It's no big secret that mice like to move into your house or apartment when temperatures drop in the winter. But this winter has been so heart-wrenchingly cold and cruel that your rodent roommates have started signing 18-month leases and building miniature IKEA couches behind your refrigerator. Shouldn't you be charging them rent?

Not so much, apparently. According to the Times, mouse violations have actually dropped this winter, down to 3,171 documented violations from October through February from last year's 3,514 violations. It appears that the interminable polar vortex that has the city's human population furiously Googling ways to burn noisy neighbors for warmth may have killed off some of the mice. "Mice populations fluctuate from year to year,” mouse expert and biologist Hopi Hoekstra told the newspaper. “Because it’s been especially cold, it may have resulted in poor reproduction and many natural deaths."

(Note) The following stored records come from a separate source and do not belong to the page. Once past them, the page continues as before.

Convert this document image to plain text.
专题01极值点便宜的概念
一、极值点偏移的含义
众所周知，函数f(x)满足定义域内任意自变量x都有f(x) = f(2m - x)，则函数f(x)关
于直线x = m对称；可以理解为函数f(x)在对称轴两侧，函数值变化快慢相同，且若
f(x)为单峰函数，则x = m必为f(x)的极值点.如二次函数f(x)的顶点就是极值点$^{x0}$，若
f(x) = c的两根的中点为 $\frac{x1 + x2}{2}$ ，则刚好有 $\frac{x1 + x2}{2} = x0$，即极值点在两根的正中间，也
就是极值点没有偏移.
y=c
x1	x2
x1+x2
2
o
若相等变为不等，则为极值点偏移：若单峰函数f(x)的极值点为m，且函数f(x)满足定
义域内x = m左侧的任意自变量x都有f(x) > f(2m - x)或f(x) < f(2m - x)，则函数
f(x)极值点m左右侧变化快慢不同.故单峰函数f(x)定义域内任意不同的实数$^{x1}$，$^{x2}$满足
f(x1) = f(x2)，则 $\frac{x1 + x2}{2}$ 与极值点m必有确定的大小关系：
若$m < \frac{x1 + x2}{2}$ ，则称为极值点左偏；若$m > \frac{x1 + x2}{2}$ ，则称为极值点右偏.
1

Of course, SOME of us still suffer nightly mouse attacks, and wake up to find millions of teensy rodent bowel movements littered all over kitchen counters (Brooklyn, unsurprisingly, ranks number one in mouse violations). And while the number of documented violations may have dropped, it's also possible the rodent-afflicted have given up altogether, surrendering themselves to cold winter nights spent swapping True Detective theories with DJ Danger Mouse and his offspring.

To cut down on unwanted visits from Mr. Mousey, plug up as many holes in your apartment as you can find (behind appliances, in radiators, etc.) with steel wool. If you're using traps to catch mice, use peanut butter, not cheese, as bait. Be sure to keep any open food in sealed containers, lest you provide your mice with fun snacks. And if your roommate refuses to wash her dirty dishes for weeks and weeks on end, feel free to put them under her pillow.